Interspeech 2018, 2018
Although isiZulu speakers code-switch with English as a matter of course, extremely little appropriate data is available for acoustic modelling. Recently, a small five-language corpus of code-switched South African soap opera speech was compiled. We used this corpus to evaluate the application of multilingual neural network acoustic modelling to English-isiZulu code-switched speech recognition. Our aim was to determine whether English-isiZulu speech recognition accuracy can be improved by incorporating three other language pairs in the corpus: English-isiXhosa, English-Setswana and English-Sesotho. Since isiXhosa, like isiZulu, belongs to the Nguni language family, while Setswana and Sesotho belong to the more distant Sotho family, we could also investigate the merits of additional data from within and across language groups.

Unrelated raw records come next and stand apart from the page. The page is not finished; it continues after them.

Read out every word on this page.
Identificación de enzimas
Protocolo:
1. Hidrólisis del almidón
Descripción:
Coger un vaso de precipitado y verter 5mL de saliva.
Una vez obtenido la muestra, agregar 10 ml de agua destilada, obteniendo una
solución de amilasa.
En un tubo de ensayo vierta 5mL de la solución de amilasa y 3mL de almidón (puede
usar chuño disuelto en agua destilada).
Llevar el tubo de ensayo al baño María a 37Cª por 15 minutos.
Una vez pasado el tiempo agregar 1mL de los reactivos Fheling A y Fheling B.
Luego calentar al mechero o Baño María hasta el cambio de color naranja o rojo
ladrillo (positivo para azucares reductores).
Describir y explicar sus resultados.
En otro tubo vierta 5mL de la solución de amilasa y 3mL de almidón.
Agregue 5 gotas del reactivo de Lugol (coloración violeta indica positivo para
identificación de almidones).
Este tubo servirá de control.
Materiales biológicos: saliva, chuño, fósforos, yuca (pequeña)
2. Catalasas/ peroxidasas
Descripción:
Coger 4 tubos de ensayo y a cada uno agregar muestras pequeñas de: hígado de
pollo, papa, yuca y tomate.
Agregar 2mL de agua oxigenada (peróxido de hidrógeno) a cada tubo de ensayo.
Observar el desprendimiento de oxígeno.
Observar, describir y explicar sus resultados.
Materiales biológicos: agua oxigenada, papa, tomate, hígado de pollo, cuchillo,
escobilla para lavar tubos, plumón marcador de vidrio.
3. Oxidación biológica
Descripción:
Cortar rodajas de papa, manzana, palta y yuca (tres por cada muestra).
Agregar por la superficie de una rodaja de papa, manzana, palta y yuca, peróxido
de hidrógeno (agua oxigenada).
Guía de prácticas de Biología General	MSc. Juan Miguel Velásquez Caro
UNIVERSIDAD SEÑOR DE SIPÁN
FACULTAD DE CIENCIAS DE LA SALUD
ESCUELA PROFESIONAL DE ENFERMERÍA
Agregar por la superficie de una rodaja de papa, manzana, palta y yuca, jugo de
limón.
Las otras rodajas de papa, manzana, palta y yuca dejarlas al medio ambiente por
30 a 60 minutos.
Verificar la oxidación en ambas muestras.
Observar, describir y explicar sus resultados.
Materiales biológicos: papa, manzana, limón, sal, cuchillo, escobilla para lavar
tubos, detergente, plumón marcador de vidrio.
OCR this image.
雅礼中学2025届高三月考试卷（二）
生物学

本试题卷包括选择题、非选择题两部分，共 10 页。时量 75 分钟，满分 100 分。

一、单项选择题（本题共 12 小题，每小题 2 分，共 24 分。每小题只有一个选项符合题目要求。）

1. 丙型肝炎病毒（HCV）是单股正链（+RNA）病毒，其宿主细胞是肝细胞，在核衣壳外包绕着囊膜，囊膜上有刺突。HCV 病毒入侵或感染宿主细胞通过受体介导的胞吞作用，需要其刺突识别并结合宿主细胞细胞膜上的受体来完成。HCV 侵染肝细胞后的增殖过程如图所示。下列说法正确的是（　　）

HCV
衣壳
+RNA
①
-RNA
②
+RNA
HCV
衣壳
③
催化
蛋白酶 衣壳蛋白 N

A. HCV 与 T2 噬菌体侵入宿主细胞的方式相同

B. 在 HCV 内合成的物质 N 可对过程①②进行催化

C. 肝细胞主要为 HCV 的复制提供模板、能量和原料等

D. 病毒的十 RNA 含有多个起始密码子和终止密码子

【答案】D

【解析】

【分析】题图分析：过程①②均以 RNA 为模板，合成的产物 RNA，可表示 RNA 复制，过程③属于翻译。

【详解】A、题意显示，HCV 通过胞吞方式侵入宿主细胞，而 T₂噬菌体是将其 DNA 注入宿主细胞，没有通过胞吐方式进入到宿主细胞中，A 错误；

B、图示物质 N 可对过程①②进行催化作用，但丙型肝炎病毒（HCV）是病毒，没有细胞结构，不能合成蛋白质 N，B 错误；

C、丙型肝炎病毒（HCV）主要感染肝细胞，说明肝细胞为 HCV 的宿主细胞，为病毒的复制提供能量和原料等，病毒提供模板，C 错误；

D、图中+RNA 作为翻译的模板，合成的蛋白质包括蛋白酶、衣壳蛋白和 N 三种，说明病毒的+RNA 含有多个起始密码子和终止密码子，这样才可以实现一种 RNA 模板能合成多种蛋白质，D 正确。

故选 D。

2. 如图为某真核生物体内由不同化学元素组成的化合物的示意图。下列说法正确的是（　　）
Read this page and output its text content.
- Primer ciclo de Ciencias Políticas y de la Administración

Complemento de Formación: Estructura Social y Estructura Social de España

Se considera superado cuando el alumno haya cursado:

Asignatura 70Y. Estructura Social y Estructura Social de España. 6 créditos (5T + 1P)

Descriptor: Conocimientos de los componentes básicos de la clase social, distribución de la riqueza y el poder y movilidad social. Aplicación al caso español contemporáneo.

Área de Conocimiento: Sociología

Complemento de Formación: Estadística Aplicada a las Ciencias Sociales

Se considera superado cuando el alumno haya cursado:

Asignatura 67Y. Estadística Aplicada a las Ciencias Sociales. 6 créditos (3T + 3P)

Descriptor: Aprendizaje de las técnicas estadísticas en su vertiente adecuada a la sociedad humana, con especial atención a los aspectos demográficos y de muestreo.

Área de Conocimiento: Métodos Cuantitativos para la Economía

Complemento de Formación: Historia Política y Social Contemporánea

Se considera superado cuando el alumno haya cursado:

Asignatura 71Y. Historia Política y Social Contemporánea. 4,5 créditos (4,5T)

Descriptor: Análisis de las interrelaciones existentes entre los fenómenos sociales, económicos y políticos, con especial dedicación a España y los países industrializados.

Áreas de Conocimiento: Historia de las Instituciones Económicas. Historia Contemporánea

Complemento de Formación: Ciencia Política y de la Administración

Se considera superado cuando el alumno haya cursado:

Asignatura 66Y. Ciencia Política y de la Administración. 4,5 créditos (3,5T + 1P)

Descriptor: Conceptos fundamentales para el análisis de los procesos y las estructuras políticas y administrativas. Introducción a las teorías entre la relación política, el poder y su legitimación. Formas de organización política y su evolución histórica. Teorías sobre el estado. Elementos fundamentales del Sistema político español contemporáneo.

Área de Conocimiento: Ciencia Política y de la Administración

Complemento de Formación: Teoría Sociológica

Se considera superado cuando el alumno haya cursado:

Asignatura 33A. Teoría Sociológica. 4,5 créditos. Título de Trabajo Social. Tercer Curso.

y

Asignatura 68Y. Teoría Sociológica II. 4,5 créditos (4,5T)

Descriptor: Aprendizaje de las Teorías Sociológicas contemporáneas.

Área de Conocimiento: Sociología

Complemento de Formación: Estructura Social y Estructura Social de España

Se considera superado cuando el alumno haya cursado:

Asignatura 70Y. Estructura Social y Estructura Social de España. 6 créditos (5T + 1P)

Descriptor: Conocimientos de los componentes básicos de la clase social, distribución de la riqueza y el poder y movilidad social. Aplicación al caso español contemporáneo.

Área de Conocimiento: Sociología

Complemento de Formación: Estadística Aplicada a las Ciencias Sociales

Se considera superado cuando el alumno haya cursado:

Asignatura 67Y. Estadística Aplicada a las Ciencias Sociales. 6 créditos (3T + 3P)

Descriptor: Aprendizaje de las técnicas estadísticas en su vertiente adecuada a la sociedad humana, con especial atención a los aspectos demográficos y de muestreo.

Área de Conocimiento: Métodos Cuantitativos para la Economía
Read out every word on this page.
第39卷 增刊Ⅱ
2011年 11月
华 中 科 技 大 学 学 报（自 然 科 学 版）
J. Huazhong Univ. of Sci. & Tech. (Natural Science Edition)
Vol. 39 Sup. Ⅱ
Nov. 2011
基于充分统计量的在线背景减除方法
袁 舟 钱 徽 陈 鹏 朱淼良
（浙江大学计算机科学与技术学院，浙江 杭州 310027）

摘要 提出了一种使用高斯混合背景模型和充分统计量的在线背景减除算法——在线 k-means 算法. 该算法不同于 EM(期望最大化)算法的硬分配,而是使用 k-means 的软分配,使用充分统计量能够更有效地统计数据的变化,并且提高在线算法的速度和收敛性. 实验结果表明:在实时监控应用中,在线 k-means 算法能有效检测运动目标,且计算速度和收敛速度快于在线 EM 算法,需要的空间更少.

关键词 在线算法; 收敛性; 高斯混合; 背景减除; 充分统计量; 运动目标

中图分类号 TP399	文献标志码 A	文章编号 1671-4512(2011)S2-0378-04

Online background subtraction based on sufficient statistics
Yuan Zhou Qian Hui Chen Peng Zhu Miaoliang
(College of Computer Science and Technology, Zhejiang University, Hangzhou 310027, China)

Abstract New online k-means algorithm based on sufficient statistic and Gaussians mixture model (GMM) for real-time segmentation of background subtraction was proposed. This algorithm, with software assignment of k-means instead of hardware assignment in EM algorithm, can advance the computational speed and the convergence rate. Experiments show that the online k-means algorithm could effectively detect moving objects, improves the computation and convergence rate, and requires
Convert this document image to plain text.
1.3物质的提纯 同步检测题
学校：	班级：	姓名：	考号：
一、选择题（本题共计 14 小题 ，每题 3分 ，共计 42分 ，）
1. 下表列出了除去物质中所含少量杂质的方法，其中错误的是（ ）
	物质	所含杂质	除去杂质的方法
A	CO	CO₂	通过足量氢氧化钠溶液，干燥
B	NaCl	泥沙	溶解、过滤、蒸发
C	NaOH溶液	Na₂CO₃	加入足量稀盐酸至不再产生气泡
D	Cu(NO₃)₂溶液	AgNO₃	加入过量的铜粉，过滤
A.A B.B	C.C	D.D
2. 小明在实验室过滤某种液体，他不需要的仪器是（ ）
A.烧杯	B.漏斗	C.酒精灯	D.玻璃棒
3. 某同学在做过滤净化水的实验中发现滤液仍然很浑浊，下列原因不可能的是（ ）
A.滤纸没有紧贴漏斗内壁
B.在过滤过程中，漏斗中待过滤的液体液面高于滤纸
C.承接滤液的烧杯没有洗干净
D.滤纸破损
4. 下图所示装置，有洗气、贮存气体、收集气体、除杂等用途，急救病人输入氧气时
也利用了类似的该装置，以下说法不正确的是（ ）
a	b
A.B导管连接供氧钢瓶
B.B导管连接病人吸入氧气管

Our experiments using both fully connected DNN and TDNN-LSTM architectures show that English-isiZulu speech recognition accuracy as well as language identification after code-switching is improved more by the incorporation of English-isiXhosa data than by the incorporation of the other language pairs. However additional data from the more distant language group remained beneficial, and the best overall performance was always achieved with a multilingual neural network trained on all four language pairs.